Friday, April 25, 2008

Caroline Michel gives a masterclass in gushing

Super literary agent Caroline Michel - aka Lady Gush on account of her, er, gushing - is still the CEO of literary/talent agency Peters, Fraser & Dunlop (PFD), I assume, unless something happened while I was away in Turkey. I only wonder because in her Londoner's Diary in ES mag today no mention is made of PFD: she is merely described as a literary agent. Nor is she described as the CEO of PFD on its neglected website (which is about to be relaunched - news last updated last November); she is listed merely as an agent. I'm sure someone will advise me as I can't be bothered to Google.

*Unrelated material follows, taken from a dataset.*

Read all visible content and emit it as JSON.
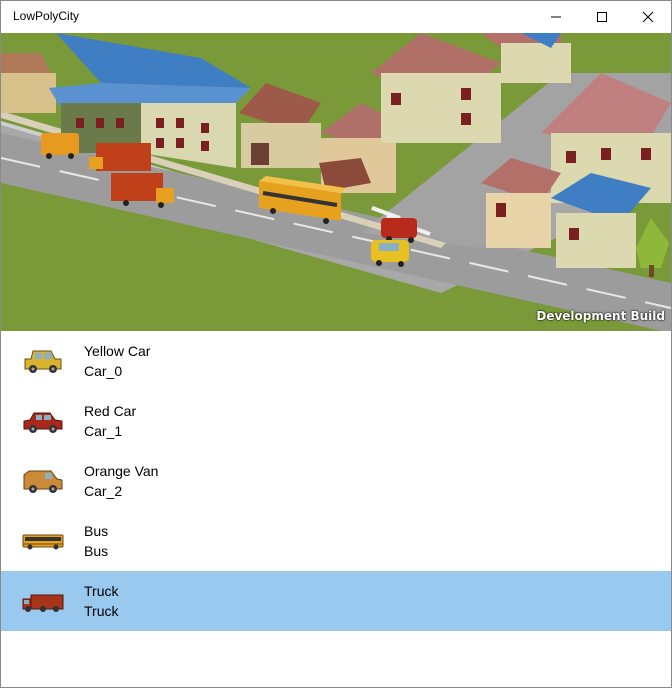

But for a superb demonstration of gushing, Michel's is almost nonpareil. She tells Matt Damon how "beautifully" he spoke at Anthony Minghella's memorial service. No person was "ever more loved" than Minghella, she writes - always a hard one to compile, that - y'know, the top 10 most loved people that ever lived (famous people, that is. Nonentities need not apply here).

She encounters George Clooney at a dinner party and concludes: "He's every bit as funny, clever, handsome, charming as you'd expect." Hanif Kureishi is "mischievous" which is a bit like affectionately ruffling a naughty boy's hair at a village fete; and Harold Pinter is "handsome" at a lunch in St Albans.

She loves Salman Rushdie because he loves women ("and they love him": certainly the old goat has cock-cunted quite a few). My favourite line concerns a Rushdie dinner whose guests "were mainly women" except for "manly Hanif Kureishi" (we wouldn't want to think of Hanif as a man who seeks women's company because he's a nancy boy) and, oh, Martin Amis and Ian McEwan were there, too. Oops, she nearly forgot them!

Caroline then gazes at the assembled female friends of Salman - "Nigella, Kathy Lette, Mariella, Carrie Fisher" and concludes: "Friendship, particularly old friendship, is a wonderful and precious thing." Even Gordon Brown is credited with getting a prediction right about the future being "rosy" (I assume she has prophetic skills).

One imagines Caroline trails a sound of purring and cooing wherever she wafts as the sweet fragrance of her platonic tongue-fu enclouds and seduces fragile, famous egos. One can only hope that they're worth the bother.

1 comment:

Anonymous said...

The poor thing is Dallas Revisited. So embarrassingly twentieth century. Not that she was ever on my list.